Here are the replies

  • Ionicbreed If you factor in the room you are in it could be all three.
  • monkeypusher69 doesn’t the change have to be more than 3db for us to really hear the difference
  • EvilPowerMaster Interesting. I’d say mostly you
  • patrick_graf maybe it’s a combo of all those things. All the little things add up in a good and bad way.
  • Mixerman 1dB can be an enormous change or a minuscule one, as it relates to what ur hearing. It’s highly dependant on circumstance.
  • AdrianSkyline probably the listener. The change is small but it is detectable.
  • theDSPproject Brain. you should be able to hear that on basic equipment, unless the ears are damaged its just a learning thing.
  • Hedley_K defiantly brain
  • polarcities I think it’s a limitation of the cochlea’s sensitivity. 1 dB in sound pressure level is small what ever the frequency range
  • ianshepherd [replying to me and Mixerman] Agreed. I can spot diffs of 0.3dB on a mastered mix, but it often takes 2 or 3 to (say) lift a solo within a mix
  • ianshepherd So I guess that means brain. But then, where does your ear end and your brain start ?
  • ianshepherd Apparently older engineers’ brains can compensate for hearing loss to a degree, for example
  • [I replied] @ianshepherd True, I know of one that would boost the hi shelf until the assistants cringe. That’s how he compensates.
  • siggidori Depends on the frequency as well πŸ˜‰ …. and at level perhaps even πŸ™‚
  • [I replied] @siggidori or if we’re talking about a change in level, frequency or gain reduction.
  • siggidori … they all “crossover” … don’t they ? πŸ˜‰ … 1dB ain’t that much after all.
  • edhombre Totally agreed with @Mixerman. How audible a 1db change is totally dependant on the particular mix & it’s state at that moment
  • RandyCoppinger A 1dB change at 3k will be a lot more noticable than at 60 or 15k. And different at 85dB SPL than 110. Or with a masking freq.
  • RandyCoppinger Brain! Loudness perception varies by frequency, duration (< 200ms) & interaction with maskers. See also
  • I think they’re all factors, your ears can be damaged, you can train your brain to recognize minute changes (it can also be easily tricked) and the playback system may not be high enough quality to show you all the details.


    1. Bjorgvin
      Bjorgvin April 12, 2011

      I would say that it depends on the equipment that’s being used. I’ve boosted 1 dB on a DAW equalizer and not really heard anything, and then done the same thing on an SSL console and it made an incredible difference.

    2. Xperienced
      Xperienced August 21, 2011

      Hehe, replying to ancient post as always, but I think something very important is missing here: The total amount of energy.
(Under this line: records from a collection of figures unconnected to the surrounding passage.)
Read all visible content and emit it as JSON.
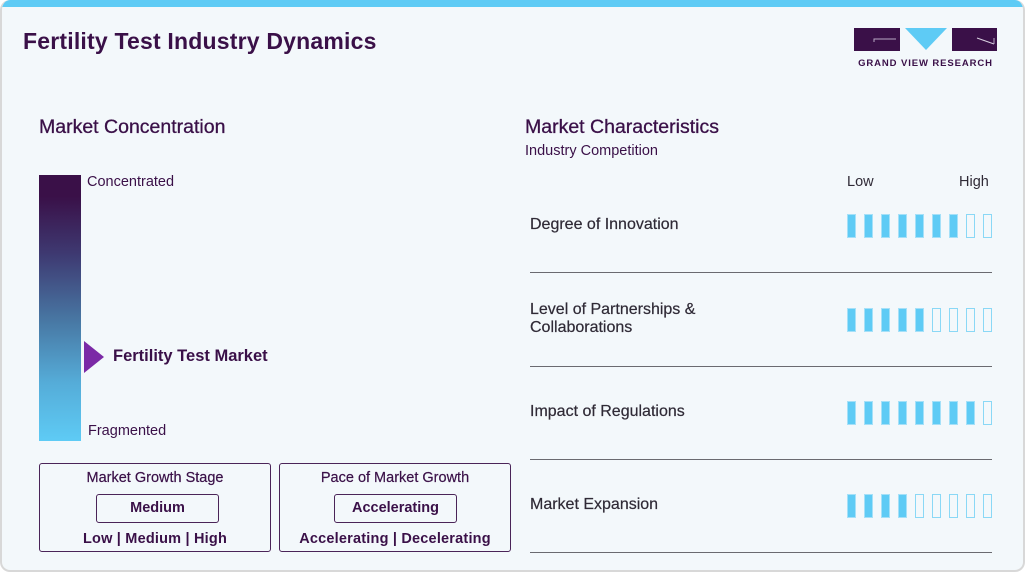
{
  "header": {
    "title": "Fertility Test Industry Dynamics",
    "logo_text": "GRAND VIEW RESEARCH"
  },
  "colors": {
    "accent_cyan": "#5ecbf5",
    "brand_purple": "#3a1048",
    "pointer_purple": "#7b2aa6"
  },
  "market_concentration": {
    "title": "Market Concentration",
    "top_label": "Concentrated",
    "bottom_label": "Fragmented",
    "market_label": "Fertility Test Market"
  },
  "growth_stage": {
    "title": "Market Growth Stage",
    "value": "Medium",
    "options": "Low | Medium | High"
  },
  "growth_pace": {
    "title": "Pace of Market Growth",
    "value": "Accelerating",
    "options": "Accelerating | Decelerating"
  },
  "characteristics": {
    "title": "Market Characteristics",
    "subtitle": "Industry Competition",
    "scale_low": "Low",
    "scale_high": "High",
    "rows": [
      {
        "label": "Degree of Innovation",
        "filled": 7,
        "total": 9
      },
      {
        "label": "Level of Partnerships & Collaborations",
        "filled": 5,
        "total": 9
      },
      {
        "label": "Impact of Regulations",
        "filled": 8,
        "total": 9
      },
      {
        "label": "Market Expansion",
        "filled": 4,
        "total": 9
      }
    ]
  },
  "chart_data": {
    "type": "bar",
    "title": "Market Characteristics - Industry Competition",
    "categories": [
      "Degree of Innovation",
      "Level of Partnerships & Collaborations",
      "Impact of Regulations",
      "Market Expansion"
    ],
    "values": [
      7,
      5,
      8,
      4
    ],
    "max": 9,
    "xlabel": "",
    "ylabel": "Low to High",
    "ylim": [
      0,
      9
    ]
  }
}
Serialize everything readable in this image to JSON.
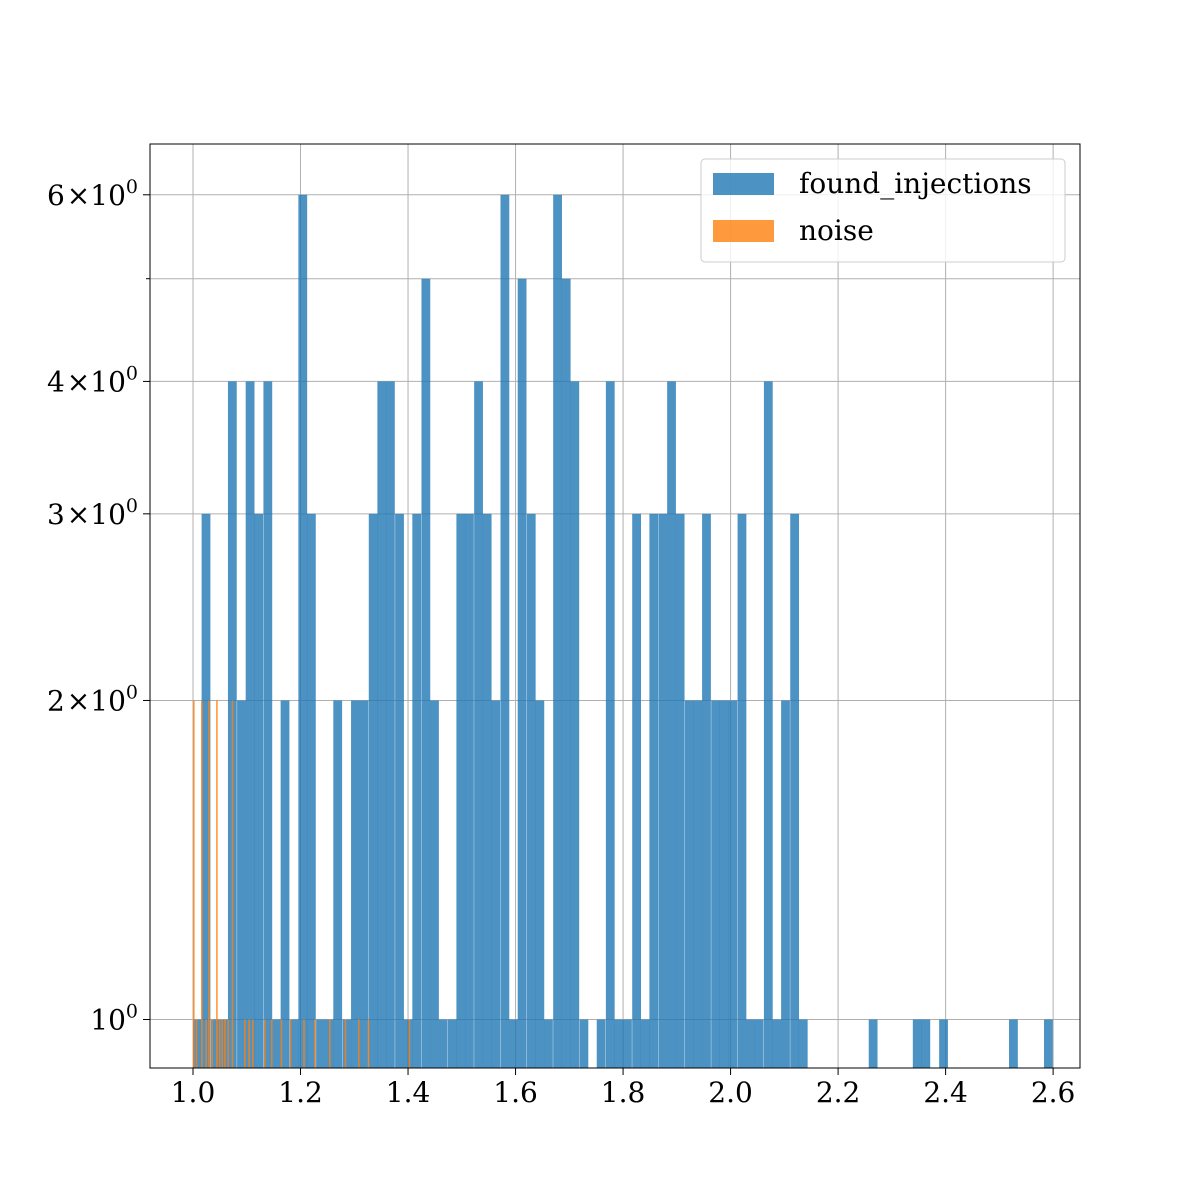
{
  "chart_data": {
    "type": "bar",
    "title": "",
    "xlabel": "",
    "ylabel": "",
    "y_scale": "log",
    "grid": true,
    "legend_position": "top-right",
    "xlim": [
      0.92,
      2.65
    ],
    "ylim": [
      0.9,
      6.7
    ],
    "bin_width": 0.01635,
    "x_ticks": [
      1.0,
      1.2,
      1.4,
      1.6,
      1.8,
      2.0,
      2.2,
      2.4,
      2.6
    ],
    "x_tick_labels": [
      "1.0",
      "1.2",
      "1.4",
      "1.6",
      "1.8",
      "2.0",
      "2.2",
      "2.4",
      "2.6"
    ],
    "y_ticks": [
      {
        "value": 1,
        "base": "10",
        "exp": "0"
      },
      {
        "value": 2,
        "mant": "2",
        "base": "10",
        "exp": "0"
      },
      {
        "value": 3,
        "mant": "3",
        "base": "10",
        "exp": "0"
      },
      {
        "value": 4,
        "mant": "4",
        "base": "10",
        "exp": "0"
      },
      {
        "value": 6,
        "mant": "6",
        "base": "10",
        "exp": "0"
      }
    ],
    "y_minor_gridlines": [
      5
    ],
    "series": [
      {
        "name": "found_injections",
        "color": "#1f77b4",
        "alpha": 0.8,
        "bins": [
          [
            1.0,
            1
          ],
          [
            1.016,
            3
          ],
          [
            1.033,
            1
          ],
          [
            1.049,
            1
          ],
          [
            1.065,
            4
          ],
          [
            1.082,
            2
          ],
          [
            1.098,
            4
          ],
          [
            1.114,
            3
          ],
          [
            1.131,
            4
          ],
          [
            1.147,
            1
          ],
          [
            1.163,
            2
          ],
          [
            1.18,
            1
          ],
          [
            1.196,
            6
          ],
          [
            1.212,
            3
          ],
          [
            1.229,
            1
          ],
          [
            1.245,
            1
          ],
          [
            1.261,
            2
          ],
          [
            1.278,
            1
          ],
          [
            1.294,
            2
          ],
          [
            1.31,
            2
          ],
          [
            1.327,
            3
          ],
          [
            1.343,
            4
          ],
          [
            1.359,
            4
          ],
          [
            1.376,
            3
          ],
          [
            1.392,
            1
          ],
          [
            1.408,
            3
          ],
          [
            1.425,
            5
          ],
          [
            1.441,
            2
          ],
          [
            1.457,
            1
          ],
          [
            1.474,
            1
          ],
          [
            1.49,
            3
          ],
          [
            1.506,
            3
          ],
          [
            1.523,
            4
          ],
          [
            1.539,
            3
          ],
          [
            1.555,
            2
          ],
          [
            1.572,
            6
          ],
          [
            1.588,
            1
          ],
          [
            1.604,
            5
          ],
          [
            1.621,
            3
          ],
          [
            1.637,
            2
          ],
          [
            1.653,
            1
          ],
          [
            1.67,
            6
          ],
          [
            1.686,
            5
          ],
          [
            1.702,
            4
          ],
          [
            1.719,
            1
          ],
          [
            1.751,
            1
          ],
          [
            1.768,
            4
          ],
          [
            1.784,
            1
          ],
          [
            1.8,
            1
          ],
          [
            1.817,
            3
          ],
          [
            1.833,
            1
          ],
          [
            1.849,
            3
          ],
          [
            1.866,
            3
          ],
          [
            1.882,
            4
          ],
          [
            1.898,
            3
          ],
          [
            1.915,
            2
          ],
          [
            1.931,
            2
          ],
          [
            1.947,
            3
          ],
          [
            1.964,
            2
          ],
          [
            1.98,
            2
          ],
          [
            1.996,
            2
          ],
          [
            2.013,
            3
          ],
          [
            2.029,
            1
          ],
          [
            2.045,
            1
          ],
          [
            2.062,
            4
          ],
          [
            2.078,
            1
          ],
          [
            2.094,
            2
          ],
          [
            2.111,
            3
          ],
          [
            2.127,
            1
          ],
          [
            2.257,
            1
          ],
          [
            2.339,
            1
          ],
          [
            2.355,
            1
          ],
          [
            2.388,
            1
          ],
          [
            2.518,
            1
          ],
          [
            2.583,
            1
          ]
        ]
      },
      {
        "name": "noise",
        "color": "#ff7f0e",
        "alpha": 0.8,
        "bars": [
          [
            1.0,
            2
          ],
          [
            1.005,
            1
          ],
          [
            1.015,
            2
          ],
          [
            1.023,
            1
          ],
          [
            1.028,
            2
          ],
          [
            1.034,
            1
          ],
          [
            1.043,
            2
          ],
          [
            1.048,
            1
          ],
          [
            1.053,
            1
          ],
          [
            1.058,
            1
          ],
          [
            1.064,
            1
          ],
          [
            1.072,
            2
          ],
          [
            1.095,
            1
          ],
          [
            1.103,
            1
          ],
          [
            1.11,
            1
          ],
          [
            1.132,
            1
          ],
          [
            1.145,
            1
          ],
          [
            1.163,
            1
          ],
          [
            1.18,
            1
          ],
          [
            1.205,
            1
          ],
          [
            1.225,
            1
          ],
          [
            1.253,
            1
          ],
          [
            1.282,
            1
          ],
          [
            1.307,
            1
          ],
          [
            1.325,
            1
          ],
          [
            1.401,
            1
          ]
        ],
        "bar_width": 0.003
      }
    ]
  }
}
      That involves the frequency, but NOT the “what frequency” that Coppinger mentions which is another factor, but rather the “how many frequencies”.

      Suppose you have a 10-band equalizer that splits the sound into perfectly even bands so they combine to form the exact same input signal, and you also have a volume control. If you boost the volume by 1dB it is the same as if you had boosted every single band by 1dB which in my experience is audible. But if you boost a single band by 1dB like you do with equalizing, you’re effectively boosting 1/10th of a dB, which is obviously not audible.

      This is on the same line as what Ian Shepherd first said, but I thoguht it deserved a proper explanation for anyone who might stumble upon this in the future.

      The equipment doesn’t mean squat unless it’s broken. Or you’re comparing apples to bananas like Bjorgvin who I bet didn’t pay attention to the width of the EQ.